The agent parses logs and identifies that 12 IPs account for 40% of all traffic, most hitting the search endpoint at 200+ requests per second.
2. Configure Nginx rate zones
Set up Nginx rate limiting with three zones: a global zone of 100 req/s per IP, a strict zone of 10 req/s for /api/search, and a burst allowance of 20 for authenticated users. Use the leaky bucket algorithm.
The generated Nginx configuration uses separate rate zones per endpoint category:
# /etc/nginx/conf.d/rate-limiting.conf
# Zone definitions — 10m stores ~160,000 IPs
limit_req_zone $binary_remote_addr zone=global:10m rate=100r/s;
limit_req_zone $binary_remote_addr zone=search:10m rate=10r/s;
limit_req_zone $http_x_api_key zone=authenticated:10m rate=200r/s;
# Whitelist monitoring and CI IPs
geo $rate_limit_whitelist {
default 1;
10.0.0.0/8 0; # internal monitoring
203.0.113.50/32 0; # CI runner
}
server {
location /api/search {
limit_req zone=search burst=5 nodelay;
limit_req_status 429;
proxy_pass http://backend;
}
location /api/ {
limit_req zone=global burst=20 nodelay;
limit_req_status 429;
proxy_pass http://backend;
}
}
The nodelay flag serves burst requests immediately instead of queuing them. The 429 status code tells clients they are rate-limited, which well-behaved clients use to back off automatically.
3. Add API gateway throttling
Configure our Kong API gateway with tiered throttling: free tier gets 60 requests per minute, pro tier gets 600, and enterprise gets 6000. Add a global rate limit of 10,000 req/min across all consumers.
The agent creates Kong rate-limiting plugin configurations per consumer group with proper Redis-backed counters for distributed counting across gateway instances.
4. Set up CDN-level rules
Add Cloudflare rate limiting rules: block any IP sending more than 500 requests per 10 seconds to our API subdomain. Add a challenge page for IPs exceeding 200 requests per 10 seconds.

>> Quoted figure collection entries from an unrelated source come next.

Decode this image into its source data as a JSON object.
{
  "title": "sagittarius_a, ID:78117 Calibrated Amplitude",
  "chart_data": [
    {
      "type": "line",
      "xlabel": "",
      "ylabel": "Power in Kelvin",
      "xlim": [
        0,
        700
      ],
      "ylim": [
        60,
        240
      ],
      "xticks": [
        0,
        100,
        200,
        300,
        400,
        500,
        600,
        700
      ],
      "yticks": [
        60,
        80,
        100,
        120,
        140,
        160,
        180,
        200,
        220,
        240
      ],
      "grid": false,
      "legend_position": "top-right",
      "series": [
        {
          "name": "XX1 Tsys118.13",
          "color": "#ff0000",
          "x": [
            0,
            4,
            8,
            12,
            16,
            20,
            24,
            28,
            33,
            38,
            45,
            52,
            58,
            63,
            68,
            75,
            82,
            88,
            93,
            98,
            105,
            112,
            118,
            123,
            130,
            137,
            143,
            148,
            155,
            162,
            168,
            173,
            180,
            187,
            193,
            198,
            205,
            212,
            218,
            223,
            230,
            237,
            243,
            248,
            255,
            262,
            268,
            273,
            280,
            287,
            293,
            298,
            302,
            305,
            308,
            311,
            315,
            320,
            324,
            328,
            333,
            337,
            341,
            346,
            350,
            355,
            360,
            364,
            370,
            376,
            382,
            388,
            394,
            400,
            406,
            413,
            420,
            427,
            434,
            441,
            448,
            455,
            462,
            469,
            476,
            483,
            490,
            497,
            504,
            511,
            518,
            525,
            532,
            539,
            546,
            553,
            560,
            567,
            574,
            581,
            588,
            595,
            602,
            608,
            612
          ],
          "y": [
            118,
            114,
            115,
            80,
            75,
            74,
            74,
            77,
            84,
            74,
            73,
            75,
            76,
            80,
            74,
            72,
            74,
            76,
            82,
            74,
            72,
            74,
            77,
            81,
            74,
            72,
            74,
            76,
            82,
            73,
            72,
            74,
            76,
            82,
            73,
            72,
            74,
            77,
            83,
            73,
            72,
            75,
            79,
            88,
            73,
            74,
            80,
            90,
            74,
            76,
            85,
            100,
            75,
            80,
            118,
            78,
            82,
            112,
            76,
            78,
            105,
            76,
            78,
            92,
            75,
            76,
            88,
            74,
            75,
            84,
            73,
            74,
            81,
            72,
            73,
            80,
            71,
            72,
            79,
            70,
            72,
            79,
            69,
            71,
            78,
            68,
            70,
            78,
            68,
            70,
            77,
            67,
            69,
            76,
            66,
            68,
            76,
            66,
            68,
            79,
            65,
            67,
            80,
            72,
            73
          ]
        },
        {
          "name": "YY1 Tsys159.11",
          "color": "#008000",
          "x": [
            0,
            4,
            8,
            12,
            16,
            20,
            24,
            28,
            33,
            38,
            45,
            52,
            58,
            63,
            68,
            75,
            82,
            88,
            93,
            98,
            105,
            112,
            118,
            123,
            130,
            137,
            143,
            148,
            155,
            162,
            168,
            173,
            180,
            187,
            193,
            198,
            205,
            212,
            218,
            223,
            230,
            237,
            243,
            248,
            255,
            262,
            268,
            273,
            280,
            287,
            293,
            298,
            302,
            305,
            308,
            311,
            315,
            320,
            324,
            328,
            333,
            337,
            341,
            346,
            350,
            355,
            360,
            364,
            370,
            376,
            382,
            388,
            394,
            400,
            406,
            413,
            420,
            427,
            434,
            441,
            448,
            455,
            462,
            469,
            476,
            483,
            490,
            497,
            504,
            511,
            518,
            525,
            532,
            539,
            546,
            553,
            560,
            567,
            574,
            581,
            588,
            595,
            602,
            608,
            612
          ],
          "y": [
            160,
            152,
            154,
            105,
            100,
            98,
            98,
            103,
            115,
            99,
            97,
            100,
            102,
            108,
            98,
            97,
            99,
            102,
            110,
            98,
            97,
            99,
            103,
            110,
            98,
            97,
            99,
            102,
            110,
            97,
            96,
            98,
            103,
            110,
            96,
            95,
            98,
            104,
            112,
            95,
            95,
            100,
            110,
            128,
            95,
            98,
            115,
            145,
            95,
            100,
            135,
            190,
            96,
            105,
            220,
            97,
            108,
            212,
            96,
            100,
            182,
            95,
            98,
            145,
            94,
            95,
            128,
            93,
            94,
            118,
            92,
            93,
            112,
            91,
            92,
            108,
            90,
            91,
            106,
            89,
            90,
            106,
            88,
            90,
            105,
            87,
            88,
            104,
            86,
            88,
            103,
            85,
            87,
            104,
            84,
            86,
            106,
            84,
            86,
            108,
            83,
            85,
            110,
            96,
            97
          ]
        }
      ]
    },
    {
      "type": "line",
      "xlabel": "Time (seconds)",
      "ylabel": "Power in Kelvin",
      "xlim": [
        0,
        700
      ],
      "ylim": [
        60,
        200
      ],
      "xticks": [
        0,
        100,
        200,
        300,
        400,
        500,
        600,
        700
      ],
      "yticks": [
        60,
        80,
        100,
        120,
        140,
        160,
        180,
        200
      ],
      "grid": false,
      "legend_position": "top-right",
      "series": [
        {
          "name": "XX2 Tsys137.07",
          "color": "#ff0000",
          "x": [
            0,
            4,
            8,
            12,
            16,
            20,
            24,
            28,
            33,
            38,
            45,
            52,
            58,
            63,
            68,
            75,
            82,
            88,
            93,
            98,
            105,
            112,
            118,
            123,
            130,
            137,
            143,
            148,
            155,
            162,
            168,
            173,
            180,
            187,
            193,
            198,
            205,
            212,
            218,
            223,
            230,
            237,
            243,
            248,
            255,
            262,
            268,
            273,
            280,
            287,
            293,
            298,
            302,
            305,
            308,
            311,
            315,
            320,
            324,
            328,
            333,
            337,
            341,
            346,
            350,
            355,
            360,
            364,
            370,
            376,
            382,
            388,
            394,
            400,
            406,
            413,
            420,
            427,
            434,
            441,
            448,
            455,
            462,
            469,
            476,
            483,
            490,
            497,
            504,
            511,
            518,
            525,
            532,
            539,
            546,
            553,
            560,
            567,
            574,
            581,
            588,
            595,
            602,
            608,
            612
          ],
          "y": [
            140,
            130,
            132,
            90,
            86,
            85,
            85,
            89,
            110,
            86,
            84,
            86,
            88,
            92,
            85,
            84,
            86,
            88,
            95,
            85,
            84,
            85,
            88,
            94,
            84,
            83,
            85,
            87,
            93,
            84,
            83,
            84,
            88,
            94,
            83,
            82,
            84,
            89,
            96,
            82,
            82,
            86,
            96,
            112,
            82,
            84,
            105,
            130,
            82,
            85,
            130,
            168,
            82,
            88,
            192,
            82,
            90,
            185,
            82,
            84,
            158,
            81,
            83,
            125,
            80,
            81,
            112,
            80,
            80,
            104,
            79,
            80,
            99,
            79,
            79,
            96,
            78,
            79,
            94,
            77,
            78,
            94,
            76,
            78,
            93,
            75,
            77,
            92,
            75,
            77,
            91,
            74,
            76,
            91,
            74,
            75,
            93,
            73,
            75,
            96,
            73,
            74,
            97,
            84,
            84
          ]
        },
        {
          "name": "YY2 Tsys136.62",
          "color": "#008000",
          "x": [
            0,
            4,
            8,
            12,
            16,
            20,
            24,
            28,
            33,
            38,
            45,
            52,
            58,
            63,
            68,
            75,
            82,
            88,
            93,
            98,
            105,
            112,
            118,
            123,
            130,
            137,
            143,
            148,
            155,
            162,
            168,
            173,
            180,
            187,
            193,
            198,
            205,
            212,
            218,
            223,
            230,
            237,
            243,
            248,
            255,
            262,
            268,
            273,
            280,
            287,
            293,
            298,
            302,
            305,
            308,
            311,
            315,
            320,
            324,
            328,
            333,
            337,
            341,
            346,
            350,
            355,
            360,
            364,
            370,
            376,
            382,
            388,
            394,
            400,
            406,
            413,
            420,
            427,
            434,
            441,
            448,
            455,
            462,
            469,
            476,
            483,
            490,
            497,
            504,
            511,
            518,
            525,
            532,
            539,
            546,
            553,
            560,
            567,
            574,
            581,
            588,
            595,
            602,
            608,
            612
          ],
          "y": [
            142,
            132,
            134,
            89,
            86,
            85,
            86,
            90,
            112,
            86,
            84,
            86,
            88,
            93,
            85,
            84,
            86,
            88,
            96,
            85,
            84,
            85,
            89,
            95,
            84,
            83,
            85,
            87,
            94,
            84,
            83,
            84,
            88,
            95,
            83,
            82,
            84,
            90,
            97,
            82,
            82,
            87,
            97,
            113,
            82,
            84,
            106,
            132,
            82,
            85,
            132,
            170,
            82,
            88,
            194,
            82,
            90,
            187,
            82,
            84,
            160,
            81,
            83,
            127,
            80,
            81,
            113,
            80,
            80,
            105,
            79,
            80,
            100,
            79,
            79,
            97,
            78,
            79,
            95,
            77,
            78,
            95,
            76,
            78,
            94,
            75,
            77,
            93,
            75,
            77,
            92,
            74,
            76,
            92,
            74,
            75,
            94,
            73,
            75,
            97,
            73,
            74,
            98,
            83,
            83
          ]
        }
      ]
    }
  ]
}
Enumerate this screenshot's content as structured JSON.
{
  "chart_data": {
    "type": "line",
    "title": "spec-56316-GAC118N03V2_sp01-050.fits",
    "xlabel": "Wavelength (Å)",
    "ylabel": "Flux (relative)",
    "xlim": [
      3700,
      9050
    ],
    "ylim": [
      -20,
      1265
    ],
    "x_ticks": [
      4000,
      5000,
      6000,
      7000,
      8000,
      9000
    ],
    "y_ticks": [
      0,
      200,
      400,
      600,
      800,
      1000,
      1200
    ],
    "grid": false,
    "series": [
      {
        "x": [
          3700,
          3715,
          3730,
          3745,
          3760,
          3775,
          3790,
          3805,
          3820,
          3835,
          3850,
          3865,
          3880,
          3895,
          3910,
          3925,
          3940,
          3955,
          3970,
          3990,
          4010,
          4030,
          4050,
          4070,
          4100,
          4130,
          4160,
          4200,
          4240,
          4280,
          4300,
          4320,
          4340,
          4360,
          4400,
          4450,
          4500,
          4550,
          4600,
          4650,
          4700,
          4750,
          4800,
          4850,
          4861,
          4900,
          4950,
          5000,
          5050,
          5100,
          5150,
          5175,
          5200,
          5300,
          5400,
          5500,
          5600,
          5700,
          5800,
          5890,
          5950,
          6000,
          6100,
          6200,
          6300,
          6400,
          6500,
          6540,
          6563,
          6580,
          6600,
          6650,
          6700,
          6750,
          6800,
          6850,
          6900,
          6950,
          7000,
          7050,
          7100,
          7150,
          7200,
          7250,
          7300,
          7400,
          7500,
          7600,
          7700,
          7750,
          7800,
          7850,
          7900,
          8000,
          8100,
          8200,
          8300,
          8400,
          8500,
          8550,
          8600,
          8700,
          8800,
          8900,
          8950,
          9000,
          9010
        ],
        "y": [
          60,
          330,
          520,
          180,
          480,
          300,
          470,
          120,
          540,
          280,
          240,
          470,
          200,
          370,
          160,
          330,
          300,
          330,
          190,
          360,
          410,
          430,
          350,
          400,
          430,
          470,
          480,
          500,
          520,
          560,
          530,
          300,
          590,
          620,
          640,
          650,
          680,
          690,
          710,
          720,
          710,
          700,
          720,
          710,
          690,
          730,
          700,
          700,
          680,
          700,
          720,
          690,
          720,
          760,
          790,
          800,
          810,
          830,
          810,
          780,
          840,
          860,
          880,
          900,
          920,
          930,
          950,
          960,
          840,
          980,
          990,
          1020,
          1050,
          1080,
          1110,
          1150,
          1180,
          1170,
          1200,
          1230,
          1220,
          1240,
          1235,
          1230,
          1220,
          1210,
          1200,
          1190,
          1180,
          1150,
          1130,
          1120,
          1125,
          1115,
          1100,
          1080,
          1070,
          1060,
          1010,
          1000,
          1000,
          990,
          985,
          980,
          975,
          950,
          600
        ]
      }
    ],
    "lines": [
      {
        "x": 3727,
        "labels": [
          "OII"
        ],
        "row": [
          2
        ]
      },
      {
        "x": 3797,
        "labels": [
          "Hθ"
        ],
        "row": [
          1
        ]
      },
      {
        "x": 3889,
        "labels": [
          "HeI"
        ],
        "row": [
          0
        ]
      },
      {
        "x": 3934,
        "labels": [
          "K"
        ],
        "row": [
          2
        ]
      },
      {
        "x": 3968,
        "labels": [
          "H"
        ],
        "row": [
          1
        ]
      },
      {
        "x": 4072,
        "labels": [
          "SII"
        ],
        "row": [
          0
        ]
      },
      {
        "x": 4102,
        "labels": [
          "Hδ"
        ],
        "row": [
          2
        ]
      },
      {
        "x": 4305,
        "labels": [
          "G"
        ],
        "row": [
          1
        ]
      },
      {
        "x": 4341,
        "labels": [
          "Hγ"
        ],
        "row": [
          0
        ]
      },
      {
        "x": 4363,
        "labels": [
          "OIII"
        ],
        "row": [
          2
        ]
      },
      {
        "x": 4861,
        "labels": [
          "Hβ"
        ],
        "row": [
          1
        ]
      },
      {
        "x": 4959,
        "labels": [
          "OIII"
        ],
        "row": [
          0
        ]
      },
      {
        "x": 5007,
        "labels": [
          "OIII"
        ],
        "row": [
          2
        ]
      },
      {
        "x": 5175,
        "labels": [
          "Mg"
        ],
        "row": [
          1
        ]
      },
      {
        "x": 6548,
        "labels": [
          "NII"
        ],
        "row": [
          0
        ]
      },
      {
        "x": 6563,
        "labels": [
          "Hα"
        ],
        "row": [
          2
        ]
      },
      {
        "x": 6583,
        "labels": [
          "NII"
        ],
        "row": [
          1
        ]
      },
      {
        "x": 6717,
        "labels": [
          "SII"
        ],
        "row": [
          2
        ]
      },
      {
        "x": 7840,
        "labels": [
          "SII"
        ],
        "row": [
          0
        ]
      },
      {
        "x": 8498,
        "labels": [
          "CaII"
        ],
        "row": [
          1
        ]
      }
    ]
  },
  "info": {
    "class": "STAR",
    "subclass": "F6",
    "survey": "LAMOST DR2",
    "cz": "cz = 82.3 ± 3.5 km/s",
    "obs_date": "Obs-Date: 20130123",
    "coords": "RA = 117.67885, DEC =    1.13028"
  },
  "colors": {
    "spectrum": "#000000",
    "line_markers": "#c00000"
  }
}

Whitelist our CI/CD IP ranges.
The agent configures Cloudflare WAF custom rules and rate limiting rules via the API, with proper action escalation from challenge to block.
5. Test the layered setup
Run a load test against staging that simulates normal users at 50 req/s, aggressive scrapers at 500 req/s, and a burst scenario of 1000 req/s for 10 seconds. Verify each layer triggers at the right threshold and legitimate traffic passes through.
The agent runs graduated load tests and reports which layer caught each type of abuse, confirming no false positives on normal traffic patterns.
Real-World Example
A fintech startup's public API was being scraped by competitors, causing response times to spike to 3 seconds during business hours. They used the infra-rate-limiting skill to add Nginx rate zones (dropping 80% of scraper traffic before it hit the app), Kong throttling per API key tier, and Cloudflare rules for volumetric attacks. After deploying the three-layer setup, p99 latency dropped from 3.1 seconds to 180ms and their monthly bandwidth bill decreased by 35%. The application-level rate limiter now only handles per-user fairness logic, not abuse prevention.
Tips
- Always test rate limits against staging with realistic traffic patterns before deploying to production. A misconfigured burst setting can block legitimate users during normal traffic spikes.
- Return a
Retry-Afterheader with 429 responses so well-behaved clients know exactly when to retry instead of hammering the endpoint in a tight loop. - Log rate-limited requests with the IP, endpoint, and current rate so you can tune thresholds based on real data rather than guesswork.
- Layer your limits from coarsest to finest: CDN catches volumetric abuse, Nginx catches per-IP abuse, API gateway enforces per-key quotas, and the application handles per-user fairness.